Le ventre des femmes
Par Catherine Grangeard, membre du Think Tank ObésitéS, psychanalyste spécialiste des questions d’obésité.
En réaction à l’article « Violences sexuelles : une obésité méconnue » de Jean-Michel Lecerf
L’article de Jean-Michel Lecerf attire notre attention sur l’impact psychologique de tout vécu et ses éventuels retentissements sur les questions de poids, en excès par exemple. Il a tout à fait raison, une personne ne se découpe pas en morceaux. On n’est pas à la boucherie… quoique parfois on puisse le craindre.

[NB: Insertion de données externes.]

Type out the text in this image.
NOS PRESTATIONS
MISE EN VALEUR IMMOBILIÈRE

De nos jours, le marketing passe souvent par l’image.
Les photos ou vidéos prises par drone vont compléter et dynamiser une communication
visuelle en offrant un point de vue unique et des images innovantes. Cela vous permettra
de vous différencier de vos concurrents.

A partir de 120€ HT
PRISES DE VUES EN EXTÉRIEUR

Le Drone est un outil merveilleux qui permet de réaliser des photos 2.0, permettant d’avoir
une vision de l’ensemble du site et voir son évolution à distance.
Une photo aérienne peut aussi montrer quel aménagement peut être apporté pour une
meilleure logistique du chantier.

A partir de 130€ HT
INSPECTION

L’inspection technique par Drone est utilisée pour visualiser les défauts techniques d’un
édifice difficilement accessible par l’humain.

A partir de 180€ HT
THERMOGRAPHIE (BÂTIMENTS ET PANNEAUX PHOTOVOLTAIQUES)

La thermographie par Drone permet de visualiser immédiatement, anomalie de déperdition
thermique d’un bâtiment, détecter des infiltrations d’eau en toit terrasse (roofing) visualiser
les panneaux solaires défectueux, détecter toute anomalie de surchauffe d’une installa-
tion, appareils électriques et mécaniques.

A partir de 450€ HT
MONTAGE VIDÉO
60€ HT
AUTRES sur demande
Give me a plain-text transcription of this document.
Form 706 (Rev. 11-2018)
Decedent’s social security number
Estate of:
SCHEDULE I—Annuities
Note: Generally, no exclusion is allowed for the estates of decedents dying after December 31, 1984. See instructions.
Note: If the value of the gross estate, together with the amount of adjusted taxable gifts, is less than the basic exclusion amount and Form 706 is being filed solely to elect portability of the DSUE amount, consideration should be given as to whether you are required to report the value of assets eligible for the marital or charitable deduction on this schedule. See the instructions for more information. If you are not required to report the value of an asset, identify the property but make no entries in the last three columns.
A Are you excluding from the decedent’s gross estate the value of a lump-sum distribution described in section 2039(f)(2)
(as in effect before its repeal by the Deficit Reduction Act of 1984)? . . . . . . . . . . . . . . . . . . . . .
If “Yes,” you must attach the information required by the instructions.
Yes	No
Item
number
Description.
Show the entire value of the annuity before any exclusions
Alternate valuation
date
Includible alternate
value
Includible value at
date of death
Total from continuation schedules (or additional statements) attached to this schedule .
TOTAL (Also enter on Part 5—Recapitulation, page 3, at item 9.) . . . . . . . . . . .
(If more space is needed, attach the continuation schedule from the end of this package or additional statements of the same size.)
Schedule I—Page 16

En évoquant rapidement IVG et PMA, Jean-Michel Lecerf souligne combien le ventre d’une femme lui appartient. Elle ne saurait vivre une grossesse ou l’empêcher sans que la moindre incidence n’en découle. Etre enceinte peut être la plus belle des choses qui arrive… ou la pire. L’expression « tomber enceinte » revient très souvent lorsqu’il est parlé d’attendre un enfant. « Tomber » est couramment associé à quelque chose de négatif dans la langue française…
Nous connaissons tous de nombreuses femmes n’ayant pas accepté une maternité s’engager dans une dépression ou/et dans des problèmes de poids par exemple. Le vécu subjectif de tout évènement le transforme en heureux évènement ou l’inverse. C’est également vrai pour la PMA, l’IVG. Si l’interruption de grossesse n’est pas vraiment volontaire, si le conjoint a fait pression, comme je m’en souviens dans plusieurs situations, alors, des années après, la trace s’exprime par l’excès de poids, par exemple. Comme si la grossesse non menée à terme les avait rendues grosses a vitae æternam. Lorsqu’enfin la colère contre le compagnon imposant sa volonté peut s’exprimer par des mots, les kilos deviennent inutiles. Élucider cette double peine est un grand classique.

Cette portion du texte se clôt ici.